Thanks for your help.



And there is more funny part to it - at least some data (a lot) is written properly. Though I can’t verify that since I don’t have a reference file for this huge dataset. But the important part is that the dataset is consistent and I can read it even when I kill the processes that were stuck on the file closure.

This is one of the datasets being written.
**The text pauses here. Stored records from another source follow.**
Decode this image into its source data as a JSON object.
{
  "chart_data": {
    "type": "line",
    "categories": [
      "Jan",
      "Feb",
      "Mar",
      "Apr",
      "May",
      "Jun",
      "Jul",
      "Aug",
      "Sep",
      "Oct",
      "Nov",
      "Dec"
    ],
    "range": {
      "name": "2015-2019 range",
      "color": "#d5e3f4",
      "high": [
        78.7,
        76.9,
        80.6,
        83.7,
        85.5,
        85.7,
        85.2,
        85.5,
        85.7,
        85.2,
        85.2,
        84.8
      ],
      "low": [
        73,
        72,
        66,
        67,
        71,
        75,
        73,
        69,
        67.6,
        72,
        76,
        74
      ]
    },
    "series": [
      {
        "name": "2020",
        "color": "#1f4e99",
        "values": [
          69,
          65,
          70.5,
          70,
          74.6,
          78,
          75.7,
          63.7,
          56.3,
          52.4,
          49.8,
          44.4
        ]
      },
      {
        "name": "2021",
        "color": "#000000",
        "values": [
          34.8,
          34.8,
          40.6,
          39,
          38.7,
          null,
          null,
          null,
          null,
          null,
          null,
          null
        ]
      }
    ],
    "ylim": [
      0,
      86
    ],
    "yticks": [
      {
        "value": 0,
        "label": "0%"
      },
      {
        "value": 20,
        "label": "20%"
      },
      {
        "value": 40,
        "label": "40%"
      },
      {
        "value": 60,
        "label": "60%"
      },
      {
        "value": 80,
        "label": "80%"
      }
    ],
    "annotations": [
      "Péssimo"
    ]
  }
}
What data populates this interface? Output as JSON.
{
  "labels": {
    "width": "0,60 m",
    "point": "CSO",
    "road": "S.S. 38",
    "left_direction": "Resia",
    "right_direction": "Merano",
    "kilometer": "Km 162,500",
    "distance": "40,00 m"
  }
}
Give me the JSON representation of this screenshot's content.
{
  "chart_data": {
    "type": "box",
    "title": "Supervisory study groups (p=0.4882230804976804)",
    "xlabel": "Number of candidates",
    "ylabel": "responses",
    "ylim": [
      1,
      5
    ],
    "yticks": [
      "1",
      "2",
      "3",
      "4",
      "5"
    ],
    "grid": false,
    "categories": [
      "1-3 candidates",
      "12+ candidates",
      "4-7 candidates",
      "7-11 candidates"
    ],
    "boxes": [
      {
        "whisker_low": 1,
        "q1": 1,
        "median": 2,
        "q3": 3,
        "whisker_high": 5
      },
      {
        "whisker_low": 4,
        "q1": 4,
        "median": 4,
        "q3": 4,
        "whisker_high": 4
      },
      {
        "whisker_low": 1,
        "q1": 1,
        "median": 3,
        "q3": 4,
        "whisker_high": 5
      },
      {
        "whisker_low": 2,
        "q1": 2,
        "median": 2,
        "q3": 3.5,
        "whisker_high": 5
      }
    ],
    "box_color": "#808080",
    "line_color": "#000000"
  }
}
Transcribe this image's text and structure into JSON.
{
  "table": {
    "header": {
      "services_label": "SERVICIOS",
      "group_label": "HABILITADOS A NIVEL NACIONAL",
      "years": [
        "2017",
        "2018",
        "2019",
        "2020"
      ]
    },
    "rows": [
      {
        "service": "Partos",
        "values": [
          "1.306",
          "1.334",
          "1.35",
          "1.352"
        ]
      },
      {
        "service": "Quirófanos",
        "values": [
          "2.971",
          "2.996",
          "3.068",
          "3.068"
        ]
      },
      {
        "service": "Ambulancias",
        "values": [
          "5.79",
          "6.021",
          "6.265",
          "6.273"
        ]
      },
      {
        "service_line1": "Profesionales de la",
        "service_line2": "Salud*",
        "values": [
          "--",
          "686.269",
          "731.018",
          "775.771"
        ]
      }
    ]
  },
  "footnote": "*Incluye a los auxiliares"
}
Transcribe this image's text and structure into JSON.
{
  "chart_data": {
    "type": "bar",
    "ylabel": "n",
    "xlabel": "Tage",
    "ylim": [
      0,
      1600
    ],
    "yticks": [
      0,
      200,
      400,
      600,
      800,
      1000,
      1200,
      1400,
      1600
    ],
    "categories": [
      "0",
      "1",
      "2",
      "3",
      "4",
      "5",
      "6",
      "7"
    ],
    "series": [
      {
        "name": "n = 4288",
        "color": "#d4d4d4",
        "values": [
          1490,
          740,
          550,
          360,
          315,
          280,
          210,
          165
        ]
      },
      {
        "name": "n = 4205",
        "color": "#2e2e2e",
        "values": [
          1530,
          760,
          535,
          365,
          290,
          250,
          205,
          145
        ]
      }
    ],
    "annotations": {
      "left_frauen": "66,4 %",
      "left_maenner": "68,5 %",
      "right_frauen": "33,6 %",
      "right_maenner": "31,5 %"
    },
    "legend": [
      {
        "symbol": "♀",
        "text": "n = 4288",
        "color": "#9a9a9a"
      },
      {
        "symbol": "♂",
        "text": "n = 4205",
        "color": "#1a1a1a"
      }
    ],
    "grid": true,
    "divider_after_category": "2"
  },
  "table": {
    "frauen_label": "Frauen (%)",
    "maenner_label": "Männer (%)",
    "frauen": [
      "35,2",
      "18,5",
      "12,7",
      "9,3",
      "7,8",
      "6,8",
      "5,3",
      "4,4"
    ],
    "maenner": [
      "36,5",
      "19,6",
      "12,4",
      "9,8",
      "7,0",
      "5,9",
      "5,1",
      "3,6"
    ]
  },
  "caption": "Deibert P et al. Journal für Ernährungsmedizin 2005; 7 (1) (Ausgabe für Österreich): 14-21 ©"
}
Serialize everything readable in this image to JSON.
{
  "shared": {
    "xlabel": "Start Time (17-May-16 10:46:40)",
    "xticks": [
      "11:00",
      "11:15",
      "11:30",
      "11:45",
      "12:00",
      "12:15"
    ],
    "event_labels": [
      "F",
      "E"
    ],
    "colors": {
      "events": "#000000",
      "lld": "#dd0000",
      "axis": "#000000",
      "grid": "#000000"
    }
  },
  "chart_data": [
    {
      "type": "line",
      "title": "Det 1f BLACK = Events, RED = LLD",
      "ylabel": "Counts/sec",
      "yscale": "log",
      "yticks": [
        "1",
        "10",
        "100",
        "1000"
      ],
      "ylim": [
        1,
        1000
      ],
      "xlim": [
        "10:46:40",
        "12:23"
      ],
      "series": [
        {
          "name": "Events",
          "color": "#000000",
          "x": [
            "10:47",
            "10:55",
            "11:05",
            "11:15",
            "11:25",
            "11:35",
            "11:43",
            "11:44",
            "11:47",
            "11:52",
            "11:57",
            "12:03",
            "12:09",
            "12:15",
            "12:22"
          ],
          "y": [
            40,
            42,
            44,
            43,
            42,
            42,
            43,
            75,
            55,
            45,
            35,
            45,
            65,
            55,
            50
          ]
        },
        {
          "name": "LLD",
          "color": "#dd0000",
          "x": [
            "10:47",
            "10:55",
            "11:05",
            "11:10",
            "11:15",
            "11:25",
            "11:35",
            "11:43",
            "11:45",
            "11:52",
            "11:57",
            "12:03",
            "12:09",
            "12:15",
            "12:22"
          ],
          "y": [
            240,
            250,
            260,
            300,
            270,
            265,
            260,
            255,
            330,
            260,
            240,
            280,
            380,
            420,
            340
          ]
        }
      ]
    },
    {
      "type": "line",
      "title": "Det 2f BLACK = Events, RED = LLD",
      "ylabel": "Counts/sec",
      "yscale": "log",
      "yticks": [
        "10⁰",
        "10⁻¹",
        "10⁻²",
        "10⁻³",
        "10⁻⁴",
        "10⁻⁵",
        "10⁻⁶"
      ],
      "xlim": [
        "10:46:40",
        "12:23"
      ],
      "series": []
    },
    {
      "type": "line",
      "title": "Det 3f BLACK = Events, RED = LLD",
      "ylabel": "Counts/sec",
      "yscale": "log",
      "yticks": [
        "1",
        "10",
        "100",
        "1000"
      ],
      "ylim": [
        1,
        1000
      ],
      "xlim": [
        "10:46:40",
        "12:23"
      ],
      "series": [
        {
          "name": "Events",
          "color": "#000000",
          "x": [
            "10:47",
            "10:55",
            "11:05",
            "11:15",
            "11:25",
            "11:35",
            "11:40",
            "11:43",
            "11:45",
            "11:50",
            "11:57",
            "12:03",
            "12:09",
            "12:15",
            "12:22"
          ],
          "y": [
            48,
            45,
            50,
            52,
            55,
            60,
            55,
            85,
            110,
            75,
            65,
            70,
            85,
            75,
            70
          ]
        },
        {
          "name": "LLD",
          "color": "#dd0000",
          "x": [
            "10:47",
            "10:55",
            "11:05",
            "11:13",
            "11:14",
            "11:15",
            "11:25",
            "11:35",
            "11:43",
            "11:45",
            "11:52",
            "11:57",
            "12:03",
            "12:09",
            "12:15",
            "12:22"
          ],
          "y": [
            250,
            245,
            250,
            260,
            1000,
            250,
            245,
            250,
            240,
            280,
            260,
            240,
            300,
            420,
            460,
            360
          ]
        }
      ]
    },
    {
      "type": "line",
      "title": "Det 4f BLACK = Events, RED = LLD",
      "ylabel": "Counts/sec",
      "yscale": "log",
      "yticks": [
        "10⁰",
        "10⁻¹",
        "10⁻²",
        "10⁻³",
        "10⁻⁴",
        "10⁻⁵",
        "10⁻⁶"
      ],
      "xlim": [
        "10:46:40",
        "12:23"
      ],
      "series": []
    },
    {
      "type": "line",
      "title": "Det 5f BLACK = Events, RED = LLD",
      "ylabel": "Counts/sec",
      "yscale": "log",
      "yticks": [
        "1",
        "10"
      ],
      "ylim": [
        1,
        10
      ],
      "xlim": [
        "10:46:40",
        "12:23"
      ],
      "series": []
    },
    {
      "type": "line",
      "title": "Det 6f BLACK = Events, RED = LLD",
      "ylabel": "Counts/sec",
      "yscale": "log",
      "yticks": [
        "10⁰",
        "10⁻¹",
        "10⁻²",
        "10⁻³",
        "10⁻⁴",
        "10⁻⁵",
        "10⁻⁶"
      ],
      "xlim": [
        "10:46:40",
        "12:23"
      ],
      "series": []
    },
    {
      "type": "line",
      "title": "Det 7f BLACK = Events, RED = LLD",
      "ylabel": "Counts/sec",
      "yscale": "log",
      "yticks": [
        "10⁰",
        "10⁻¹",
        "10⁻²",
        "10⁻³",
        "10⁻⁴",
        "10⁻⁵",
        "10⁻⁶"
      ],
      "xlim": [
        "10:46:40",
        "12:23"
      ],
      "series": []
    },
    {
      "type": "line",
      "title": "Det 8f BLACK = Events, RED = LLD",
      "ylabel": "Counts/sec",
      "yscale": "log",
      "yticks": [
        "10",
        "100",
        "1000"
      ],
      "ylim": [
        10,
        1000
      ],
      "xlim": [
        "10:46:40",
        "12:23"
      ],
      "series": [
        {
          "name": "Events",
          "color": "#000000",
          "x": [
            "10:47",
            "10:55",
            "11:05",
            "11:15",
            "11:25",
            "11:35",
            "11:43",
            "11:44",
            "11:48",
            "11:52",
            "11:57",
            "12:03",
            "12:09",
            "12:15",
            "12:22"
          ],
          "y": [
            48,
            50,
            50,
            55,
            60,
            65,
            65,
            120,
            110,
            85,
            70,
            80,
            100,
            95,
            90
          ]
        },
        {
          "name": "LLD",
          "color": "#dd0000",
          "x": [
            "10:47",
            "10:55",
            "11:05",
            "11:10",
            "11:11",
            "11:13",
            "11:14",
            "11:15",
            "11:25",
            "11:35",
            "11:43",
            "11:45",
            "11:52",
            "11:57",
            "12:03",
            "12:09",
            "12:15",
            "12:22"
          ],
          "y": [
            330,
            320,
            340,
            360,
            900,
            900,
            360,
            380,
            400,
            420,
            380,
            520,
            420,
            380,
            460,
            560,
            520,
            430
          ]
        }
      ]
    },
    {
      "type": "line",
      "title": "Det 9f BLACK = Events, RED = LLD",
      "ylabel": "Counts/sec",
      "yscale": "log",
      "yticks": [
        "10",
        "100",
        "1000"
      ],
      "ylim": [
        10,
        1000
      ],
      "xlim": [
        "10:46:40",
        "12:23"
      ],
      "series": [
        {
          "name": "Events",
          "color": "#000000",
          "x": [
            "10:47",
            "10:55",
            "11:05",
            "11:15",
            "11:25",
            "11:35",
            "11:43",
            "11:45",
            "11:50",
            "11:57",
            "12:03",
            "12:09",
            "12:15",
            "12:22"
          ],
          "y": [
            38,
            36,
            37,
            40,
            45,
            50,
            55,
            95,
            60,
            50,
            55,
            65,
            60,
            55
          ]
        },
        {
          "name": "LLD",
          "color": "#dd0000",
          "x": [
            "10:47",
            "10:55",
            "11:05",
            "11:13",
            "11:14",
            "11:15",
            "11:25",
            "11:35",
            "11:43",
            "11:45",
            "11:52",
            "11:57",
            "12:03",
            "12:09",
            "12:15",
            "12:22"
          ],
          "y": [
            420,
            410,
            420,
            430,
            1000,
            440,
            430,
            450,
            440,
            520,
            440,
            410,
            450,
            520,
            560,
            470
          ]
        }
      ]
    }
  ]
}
DATASET "image_cutouts_data" {
              H5T_STRING {
                 STRSIZE 64;
                 STRPAD H5T_STR_NULLPAD;
                 CSET H5T_CSET_UTF8;
                 CTYPE H5T_C_S1;
              } "ds_path";
              H5T_STD_I64LE "ds_slice_idx";
              H5T_STD_I32LE "x_min";
              H5T_STD_I32LE "x_max";
              H5T_STD_I32LE "y_min";
              H5T_STD_I32LE "y_max";
           DATASPACE  SIMPLE { ( 4851200, 200 ) / ( 4851200, 200 ) }
           STORAGE_LAYOUT {
              CHUNKED ( 100, 200 )
              SIZE 85381120000
           FILTERS {
           FILLVALUE {
           ALLOCATION_TIME {


Hi everybody, I solved it and will share it here for others who might find it helpful.

In the end, the issue was trivial - not all the workers made it to the file closure barrier, which is why the closure hung. So if you see similar symptoms, it can actually be as simple as that :).